Download the Jupyter Notebook for this section: build_matrix.ipynb
Building a Matrix Example¶
[1]:
import pyblp
import pandas as pd
pyblp.__version__
[1]:
'1.1.0'
In this example, we’ll load the fake cereal data from Nevo (2000a) and create a simple matrix involving a constant, prices, and shares.
[2]:
formulation = pyblp.Formulation('1 + prices + shares')
formulation
[2]:
1 + prices + shares
[3]:
product_data = pd.read_csv(pyblp.data.NEVO_PRODUCTS_LOCATION)
product_data.head()
[3]:
market_ids | city_ids | quarter | product_ids | firm_ids | brand_ids | shares | prices | sugar | mushy | ... | demand_instruments10 | demand_instruments11 | demand_instruments12 | demand_instruments13 | demand_instruments14 | demand_instruments15 | demand_instruments16 | demand_instruments17 | demand_instruments18 | demand_instruments19 | |
---|---|---|---|---|---|---|---|---|---|---|---|---|---|---|---|---|---|---|---|---|---|
0 | C01Q1 | 1 | 1 | F1B04 | 1 | 4 | 0.012417 | 0.072088 | 2 | 1 | ... | 2.116358 | -0.154708 | -0.005796 | 0.014538 | 0.126244 | 0.067345 | 0.068423 | 0.034800 | 0.126346 | 0.035484 |
1 | C01Q1 | 1 | 1 | F1B06 | 1 | 6 | 0.007809 | 0.114178 | 18 | 1 | ... | -7.374091 | -0.576412 | 0.012991 | 0.076143 | 0.029736 | 0.087867 | 0.110501 | 0.087784 | 0.049872 | 0.072579 |
2 | C01Q1 | 1 | 1 | F1B07 | 1 | 7 | 0.012995 | 0.132391 | 4 | 1 | ... | 2.187872 | -0.207346 | 0.003509 | 0.091781 | 0.163773 | 0.111881 | 0.108226 | 0.086439 | 0.122347 | 0.101842 |
3 | C01Q1 | 1 | 1 | F1B09 | 1 | 9 | 0.005770 | 0.130344 | 3 | 0 | ... | 2.704576 | 0.040748 | -0.003724 | 0.094732 | 0.135274 | 0.088090 | 0.101767 | 0.101777 | 0.110741 | 0.104332 |
4 | C01Q1 | 1 | 1 | F1B11 | 1 | 11 | 0.017934 | 0.154823 | 12 | 0 | ... | 1.261242 | 0.034836 | -0.000568 | 0.102451 | 0.130640 | 0.084818 | 0.101075 | 0.125169 | 0.133464 | 0.121111 |
5 rows × 30 columns
[4]:
matrix = pyblp.build_matrix(formulation, product_data)
matrix
[4]:
array([[1. , 0.07208794, 0.01241721],
[1. , 0.11417849, 0.00780939],
[1. , 0.13239066, 0.01299451],
...,
[1. , 0.13701741, 0.00222918],
[1. , 0.10017433, 0.01146267],
[1. , 0.12755747, 0.02620832]])
For various reasons, we may want to absorb fixed effects into the matrix.

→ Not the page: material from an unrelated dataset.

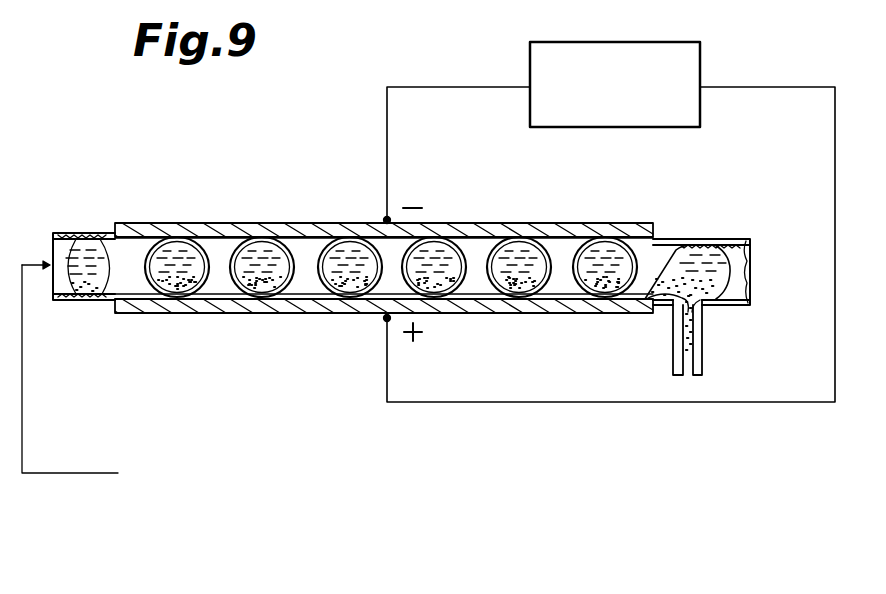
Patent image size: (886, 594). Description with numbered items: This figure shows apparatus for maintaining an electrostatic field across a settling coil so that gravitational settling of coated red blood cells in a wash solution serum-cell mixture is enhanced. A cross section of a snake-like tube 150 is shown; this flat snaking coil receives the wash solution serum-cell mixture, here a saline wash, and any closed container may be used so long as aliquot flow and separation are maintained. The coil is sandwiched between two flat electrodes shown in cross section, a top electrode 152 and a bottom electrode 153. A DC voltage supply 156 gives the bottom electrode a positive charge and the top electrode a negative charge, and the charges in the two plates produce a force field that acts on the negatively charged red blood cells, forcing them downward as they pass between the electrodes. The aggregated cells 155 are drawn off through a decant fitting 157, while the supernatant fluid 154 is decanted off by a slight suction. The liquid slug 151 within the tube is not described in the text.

This can be done with the absorb
argument of Formulation. We’ll now re-create the matrix, absorbing product-specific fixed effects. Note that the constant column is now ignored.
[5]:
absorb_formulation = pyblp.Formulation('prices + shares', absorb='product_ids')
absorb_formulation
[5]:
prices + shares + Absorb[product_ids]
[6]:
demeaned_matrix = pyblp.build_matrix(absorb_formulation, product_data)
demeaned_matrix
[6]:
array([[-0.01124832, -0.00052161],
[-0.00713476, -0.03144549],
[ 0.02367765, -0.01664996],
...,
[ 0.03371995, -0.00779841],
[-0.00417404, -0.0117508 ],
[-0.01195648, 0.00666695]])